Solving the Last Mile Problem in Healthcare IT (Part 2)
In my last post, I described the Last Mile Problem in healthcare information technology (IT). To summarize: The Last Mile Problem originated with supply chain and delivery. It is relatively easy to get a manufactured good from the factory to close to the purchaser (note the word relative!). That last mile – from the post office or local storage depot – is by far the most difficult. Are the roads big enough for the truck? Will the driveway support heavy equipment? Will the customer be there when you deliver? Will the object fit through the door? You get the picture.
In the world of healthcare IT and the electronic health record (EHR), it might seem like we’ve solved most of the issues that doctors and nurses used to have with paper. Old charts are easily viewed. Lab results can be graphed and trended. Orders and documentation are neatly typed so no more guessing due to physicians’ abysmal penmanship. We’ve come so far, but precious few clinicians are happy. In fact, the EHR in the United States is blamed (fairly or not) for a significant role in physician burnout. Although our technology has gotten us far, we need to get past the last mile.
Newsflash: we won’t solve our problems with healthcare IT with more healthcare IT. At least we won’t do so with the tech that is commonly available today. Sure, it makes sense to work toward the day when the AI scours all available medical history and presents a clinically-accurate patient summary along with an ordered differential diagnosis and solid suggestions for discrete next steps. That’s great; I want that. But until that comes, I’m going to continue to argue that we need a combination of human touch and other ancillary technology to get past the last mile.
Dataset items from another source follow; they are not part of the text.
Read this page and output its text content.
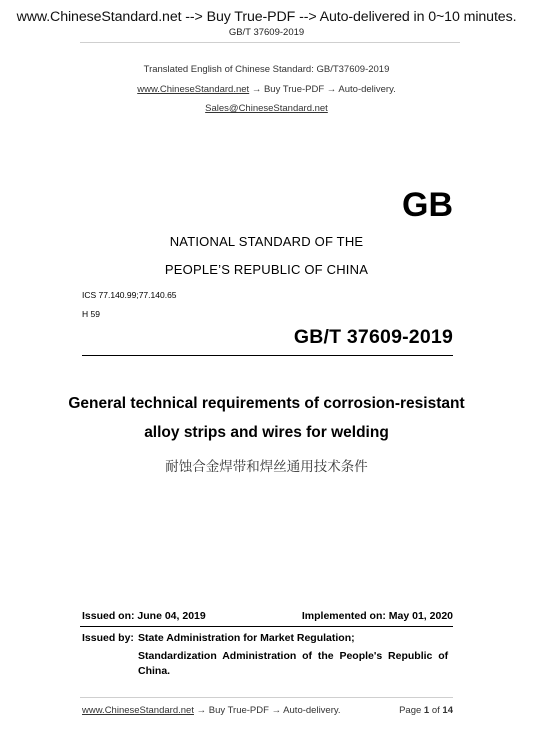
www.ChineseStandard.net --> Buy True-PDF --> Auto-delivered in 0~10 minutes.
GB/T 37609-2019
Translated English of Chinese Standard: GB/T37609-2019
www.ChineseStandard.net → Buy True-PDF → Auto-delivery.
Sales@ChineseStandard.net
GB
NATIONAL STANDARD OF THE
PEOPLE’S REPUBLIC OF CHINA
ICS 77.140.99;77.140.65
H 59
GB/T 37609-2019
General technical requirements of corrosion-resistant
alloy strips and wires for welding
耐蚀合金焊带和焊丝通用技术条件
Issued on: June 04, 2019	Implemented on: May 01, 2020
Issued by: State Administration for Market Regulation;
Standardization  Administration  of  the  People's  Republic  of
China.
www.ChineseStandard.net → Buy True-PDF → Auto-delivery.	Page 1 of 14
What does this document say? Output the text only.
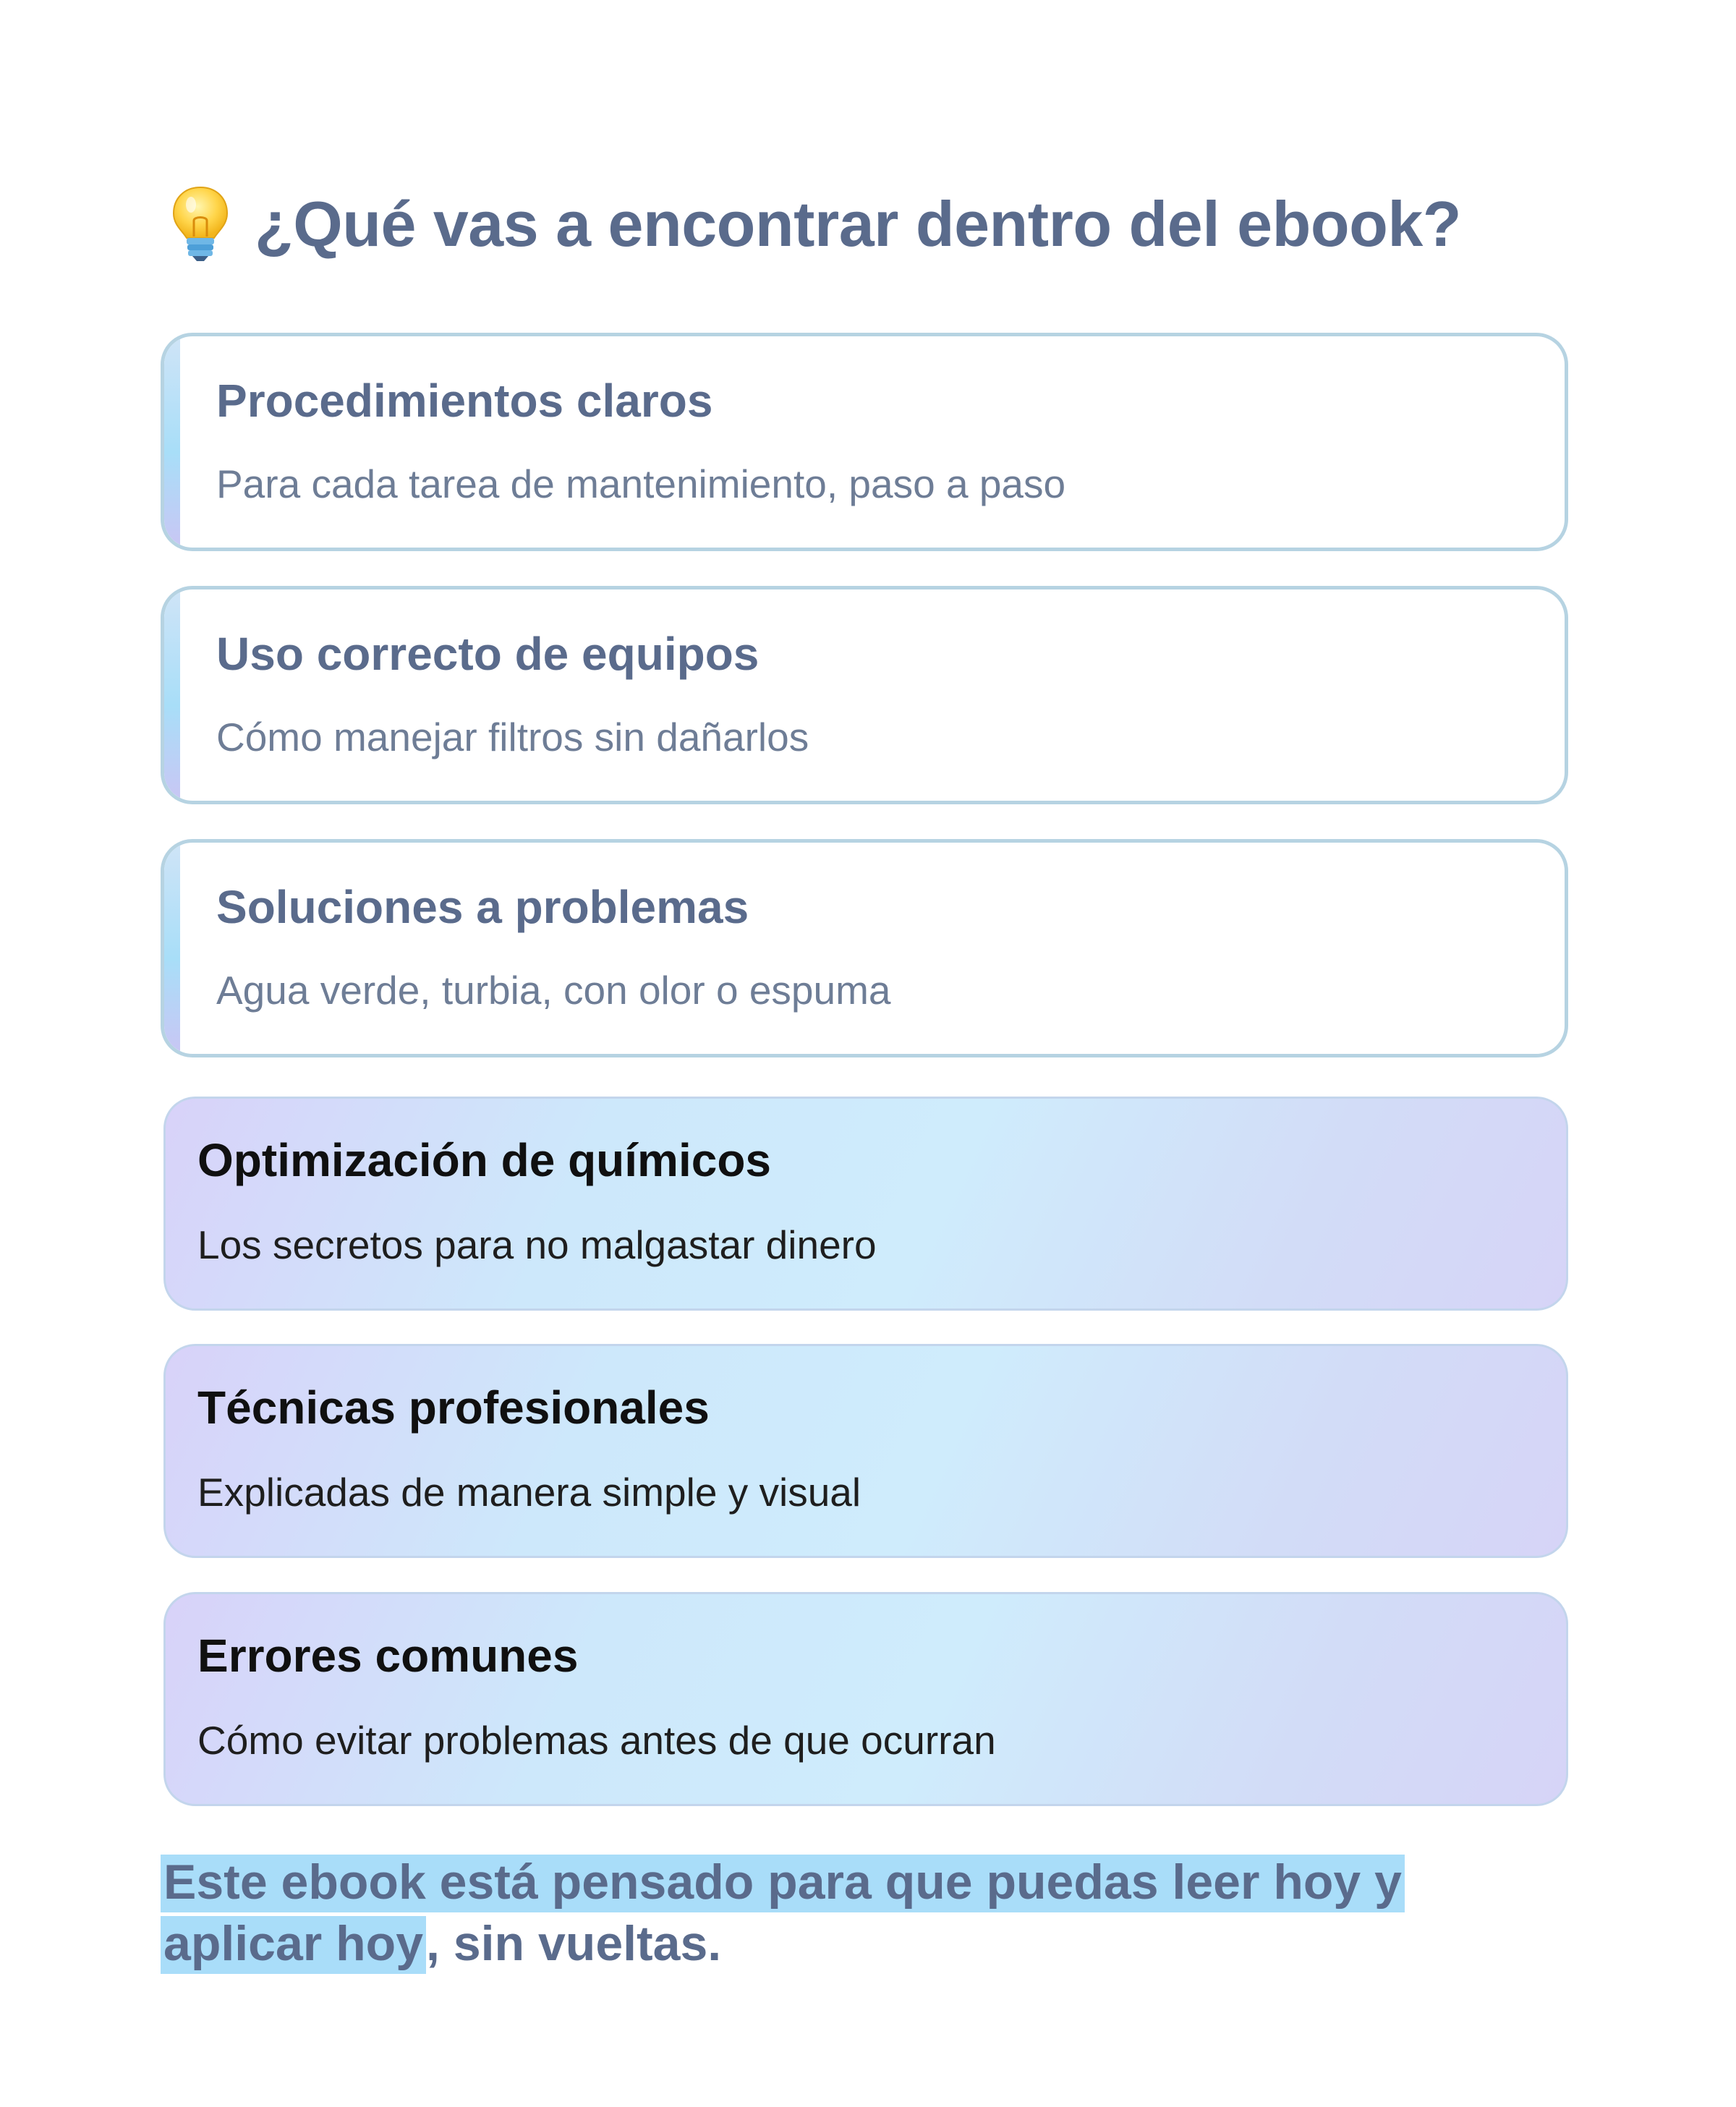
¿Qué vas a encontrar dentro del ebook?
Procedimientos claros
Para cada tarea de mantenimiento, paso a paso
Uso correcto de equipos
Cómo manejar filtros sin dañarlos
Soluciones a problemas
Agua verde, turbia, con olor o espuma
Optimización de químicos
Los secretos para no malgastar dinero
Técnicas profesionales
Explicadas de manera simple y visual
Errores comunes
Cómo evitar problemas antes de que ocurran
Este ebook está pensado para que puedas leer hoy y
aplicar hoy, sin vueltas.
There are non-tech tools that can help. Let’s start with the concept of team-based care. If we really had wide adoption of teams in inpatient and ambulatory milieus, doctors could concentrate on things that only doctors can do. Imagine if a nurse or medical assistant (MA) looked ahead a few weeks on a doctor’s schedule to see what kind of patients were coming up. A nurse could make sure that routine labs were ordered and resulted. An MA could review specialists notes and letters that were generated since the last visit and queue that information up for the physician. (By the way, there are software vendors that can automate a good chunk of this prep for the nurse – say hello to Healthfinch for one.) None of the work that I just described inherently needs a physician to routinely perform it, so why do we ask doctors to do it, and often to do it in front of the patient at a visit?
While some see the very concept of scribes as an admission of EHR failure, I do not concur. Lawyers have long used paralegals to supplement what they do. For example, a lawyer might instruct her paralegal to prepare the standard contract but modify the intellectual property section per the client instructions. The lawyer is certainly capable of doing the detailed work but realizes that it makes more sense for someone else to do the actual typing, cutting, and pasting while she does work that only an attorney can do. Why do we eschew this in medicine? Scribes can help doctors produce high-quality, readable, actionable progress notes in real time. Since we don’t seem to be able to control the crazy documentation requirements in order to practice in the United States, we might as well seek help from others as opposed to what we generally do: just make the doctor do it.
Another under-utilized ancillary tech tool we should use more of is voice recognition (i.e. you talk, it types.) Is this as nice as having a human help you out? No, it’s not. But it’s a heck of a lot cheaper, and it allows the physician to generate high-quality, concise documentation where it’s most needed: the assessment and plan sections of the progress note. Most of us in the medical field will freely admit that the A/P is where the “good stuff” lives. All those other data are important, of course, but the meat of the note should be in the physician’s assessment and plan. Modern voice recognition software can also do cool things like control the EHR. Today, doctors can say, “Order the routine 3-month diabetes labs” and “Have the patient return in 6 months” and magically, the lab orders are queued up and waiting for review and signature and the return-to-clinic box has the appropriate discrete data. This functionality is available today in enterprise-grade EHRs and voice recognition software. Today, people. Why aren’t more doctors using it?
That last question was rhetorical. I know why more doctors aren’t using advanced voice recognition tools. It’s because they lack training. Oh yeah, I said it. But you won’t find me blaming the training team and your local hospital or clinic. Oh, no. Typically, the CIO and CMIO are begging doctors to spend more time initially and ongoing to learn how to really use the electronic tools of the trade. But so few physicians take advantage of these offerings. I get it. Doctors are busy, and even when they get home, they often spend more hours finishing up work from earlier in the day. Who’s got time for more training? Dear reader, do you understand what is happening here? Doctors can’t (or won’t) make time for training that will help them to more efficiently use the tools that they have. Spend two hours with me today, and I might be able to save you a half-hour or an hour every day for . . . well, forever. That’s a good deal, but so many doctors won’t make that deal.
We’re tantalizingly close to making tech more doctor-friendly. I really believe that. But we need to push past the last mile and get the delivery done. And for that, we need all parties to come to the table and keep on pushing.